Exposições
Portinari: trabalho e sofrimento
© Expresso Impresa Publishing S.A.
Uma exposição em torno de uma obra referencial de um artista brasileiro que ajuda a entender a sua influência entre a geração neorrealista portuguesa
Texto José Luís Porfírio
Maioritariamente documental” no dizer das curadoras Raquel Henriques da Silva e Luísa Duarte Santos, a exposição ilustra a forte influência de Candido Portinari (1903-1962) no discurso crítico sobre o neorrealismo e a arte socialmente empenhada em Portugal entre 1940 — data da exposição em Portugal de “Café” (1936), no pavilhão brasileiro da Exposição do Mundo Português — e 1962, ano da morte do pintor. Os interlocutores portugueses de Portinari são homens da escrita como Mário Dionísio, Joaquim Namorado, Afonso Ribeiro, Alves Redol, Ferreira de Castro ou artistas que também escreveram, como Júlio Pomar ou Lima de Freitas, por eles se entende o acolhimento entusiástico que Portinari teve entre nós, acolhimento que se amplia quando em 1946 tem em Paris uma exposição com grande êxito, tendo motivado a deslocação de alguns dos seus amigos portugueses à capital francesa. Tudo isso está amplamente documentado por mais de uma centena de documentos — recortes de jornal, revistas, catálogos, correspondência, fotografias, livros ilustrados, cartazes — completados por 15 obras do pintor, o já mencionado “Café”, que veio do Brasil, e 14 que se encontram em Portugal. Este material foi estudado e inventariado e bom seria que suscitasse a publicação de uma antologia de textos completando o propósito básico desta exposição.
As obras de Portinari representam 10 por cento das entradas de catálogo, não se pense, porém, que a documentação esmaga a visualidade bem servida por capas, ilustrações e ainda por bem escolhidas ampliações fotográficas.
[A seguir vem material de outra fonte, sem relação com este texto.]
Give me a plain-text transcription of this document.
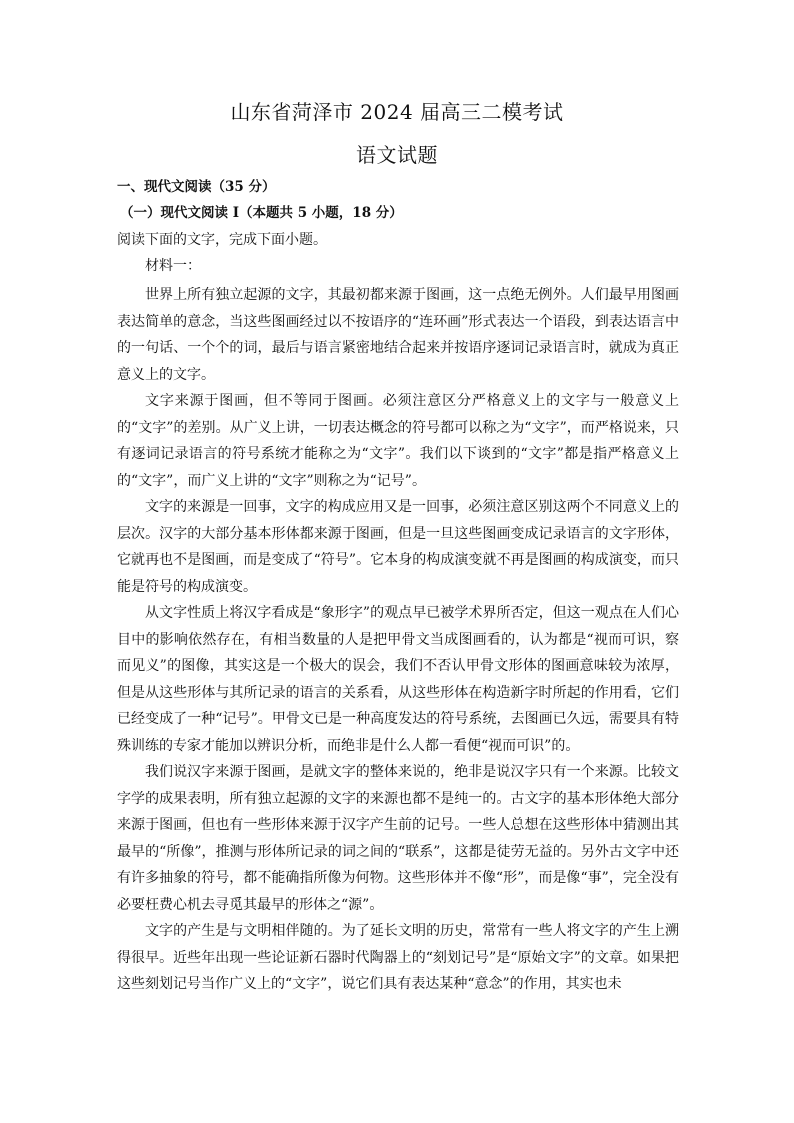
山东省菏泽市 2024 届高三二模考试
语文试题
一、现代文阅读（35 分）
（一）现代文阅读 I（本题共 5 小题，18 分）
阅读下面的文字，完成下面小题。
材料一：

世界上所有独立起源的文字，其最初都来源于图画，这一点绝无例外。人们最早用图画表达简单的意念，当这些图画经过以不按语序的“连环画”形式表达一个语段，到表达语言中的一句话、一个个的词，最后与语言紧密地结合起来并按语序逐词记录语言时，就成为真正意义上的文字。

文字来源于图画，但不等同于图画。必须注意区分严格意义上的文字与一般意义上的“文字”的差别。从广义上讲，一切表达概念的符号都可以称之为“文字”，而严格说来，只有逐词记录语言的符号系统才能称之为“文字”。我们以下谈到的“文字”都是指严格意义上的“文字”，而广义上讲的“文字”则称之为“记号”。

文字的来源是一回事，文字的构成应用又是一回事，必须注意区别这两个不同意义上的层次。汉字的大部分基本形体都来源于图画，但是一旦这些图画变成记录语言的文字形体，它就再也不是图画，而是变成了“符号”。它本身的构成演变就不再是图画的构成演变，而只能是符号的构成演变。

从文字性质上将汉字看成是“象形字”的观点早已被学术界所否定，但这一观点在人们心目中的影响依然存在，有相当数量的人是把甲骨文当成图画看的，认为都是“视而可识，察而见义”的图像，其实这是一个极大的误会，我们不否认甲骨文形体的图画意味较为浓厚，但是从这些形体与其所记录的语言的关系看，从这些形体在构造新字时所起的作用看，它们已经变成了一种“记号”。甲骨文已是一种高度发达的符号系统，去图画已久远，需要具有特殊训练的专家才能加以辨识分析，而绝非是什么人都一看便“视而可识”的。

我们说汉字来源于图画，是就文字的整体来说的，绝非是说汉字只有一个来源。比较文字学的成果表明，所有独立起源的文字的来源也都不是纯一的。古文字的基本形体绝大部分来源于图画，但也有一些形体来源于汉字产生前的记号。一些人总想在这些形体中猜测出其最早的“所像”，推测与形体所记录的词之间的“联系”，这都是徒劳无益的。另外古文字中还有许多抽象的符号，都不能确指所像为何物。这些形体并不像“形”，而是像“事”，完全没有必要枉费心机去寻觅其最早的形体之“源”。

文字的产生是与文明相伴随的。为了延长文明的历史，常常有一些人将文字的产生上溯得很早。近些年出现一些论证新石器时代陶器上的“刻划记号”是“原始文字”的文章。如果把这些刻划记号当作广义上的“文字”，说它们具有表达某种“意念”的作用，其实也未
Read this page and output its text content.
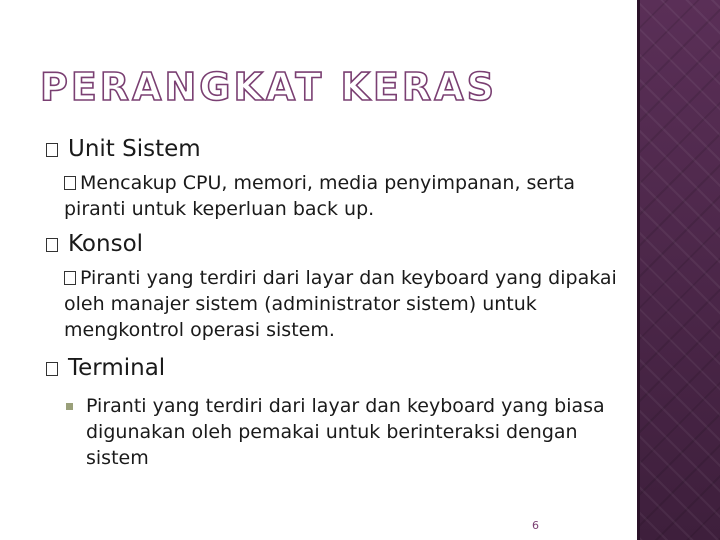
PERANGKAT KERAS
Unit Sistem
Mencakup CPU, memori, media penyimpanan, serta piranti untuk keperluan back up.
Konsol
Piranti yang terdiri dari layar dan keyboard yang dipakai oleh manajer sistem (administrator sistem) untuk mengkontrol operasi sistem.
Terminal
Piranti yang terdiri dari layar dan keyboard yang biasa digunakan oleh pemakai untuk berinteraksi dengan sistem
6
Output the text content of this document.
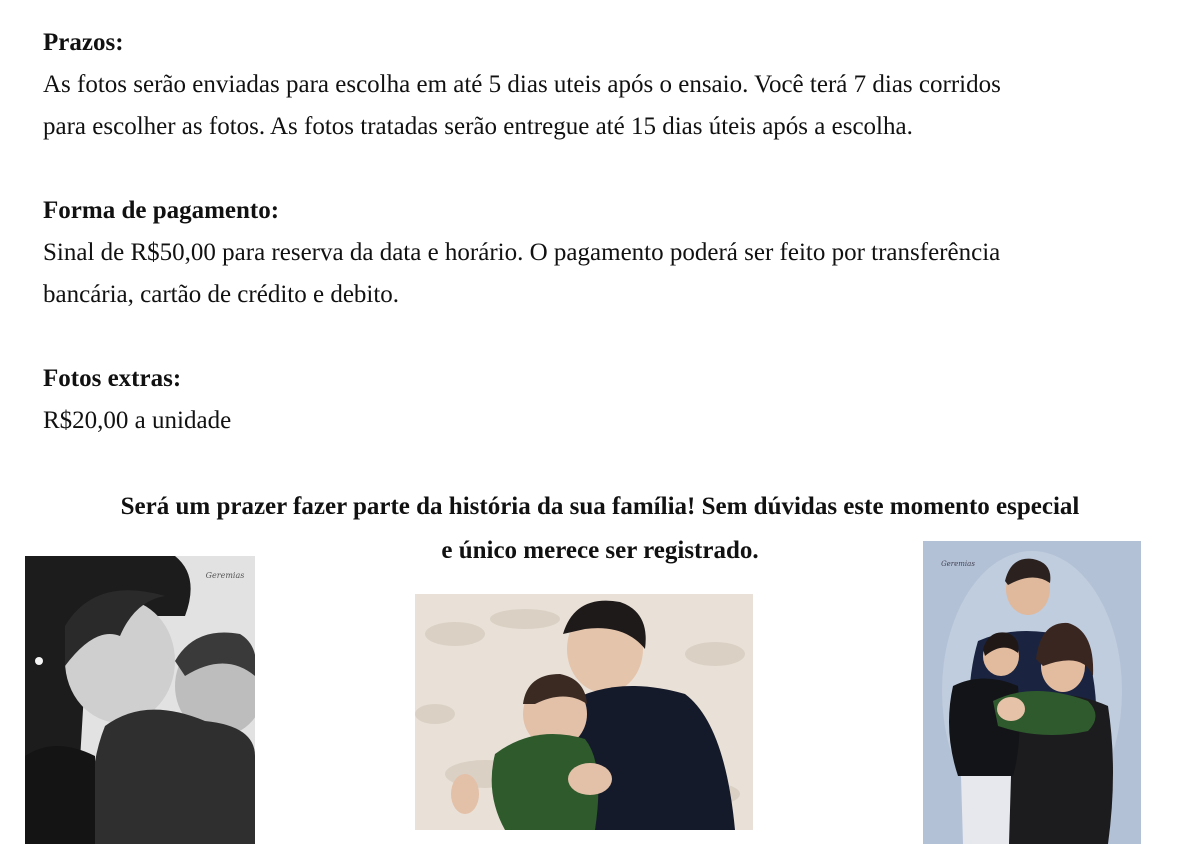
Prazos:

As fotos serão enviadas para escolha em até 5 dias uteis após o ensaio. Você terá 7 dias corridos

para escolher as fotos. As fotos tratadas serão entregue até 15 dias úteis após a escolha.

Forma de pagamento:

Sinal de R$50,00 para reserva da data e horário. O pagamento poderá ser feito por transferência

bancária, cartão de crédito e debito.

Fotos extras:

R$20,00 a unidade

Será um prazer fazer parte da história da sua família! Sem dúvidas este momento especial
e único merece ser registrado.

Geremias
Geremias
O que fica por fazer é mostrar a influência do pintor brasileiro nos artistas portugueses, excelente pretexto para uma exposição complementar.
As 15 obras presentes são uma amostra significativa da poética expressiva de Portinari, “Café”, a obra mais antiga, é porventura a mais significativa, pois anuncia e resume todo um percurso: uma composição densa, onde o cafezal entra em cunha invertida e opressiva num espaço onde a figura humana se dobra ou carrega um peso demasiado, apenas sobrando um capataz apontando ordens e um menino, livre ainda de pesos e trabalhos, subindo a um coqueiro. O peso, o corpo que se dobra sobre a terra, o corpo hercúleo e deformado pelo esforço de membros exagerados que deu origem à “pata neorrealista” tão nossa conhecida, é uma dominante que se pode encontrar nas restantes obras, quer nos ciclos sobre o trabalho quer nas evocações da música e do carnaval com forte influência de Picasso, onde por vezes uma dança, o frevo, fica prisioneira de uma rígida malha de verticais e horizontais, ou transformando as lágrimas de uma mulher num cacho de pedras caindo do seu rosto. Tudo pesa nesta obra sobre o trabalho e o sofrimento com a ressalva de um espantalho que o “vento que passa” agita sobre um plaino seco de morte.
“Cavalo de Troia” chamou José-Augusto França a “Café”, introduzindo em Portugal as raízes de uma figuração de contestação política e um artista, afinal, bem aceite no seu país até pela “sociedade elegante”; contradição? Ela mora no coração de toda a imagem, pois onde uns veem o sinal da revolta necessária, outros leem a resignação de quem aceita e sabe o seu lugar, era assim ontem, e hoje… continua a ser.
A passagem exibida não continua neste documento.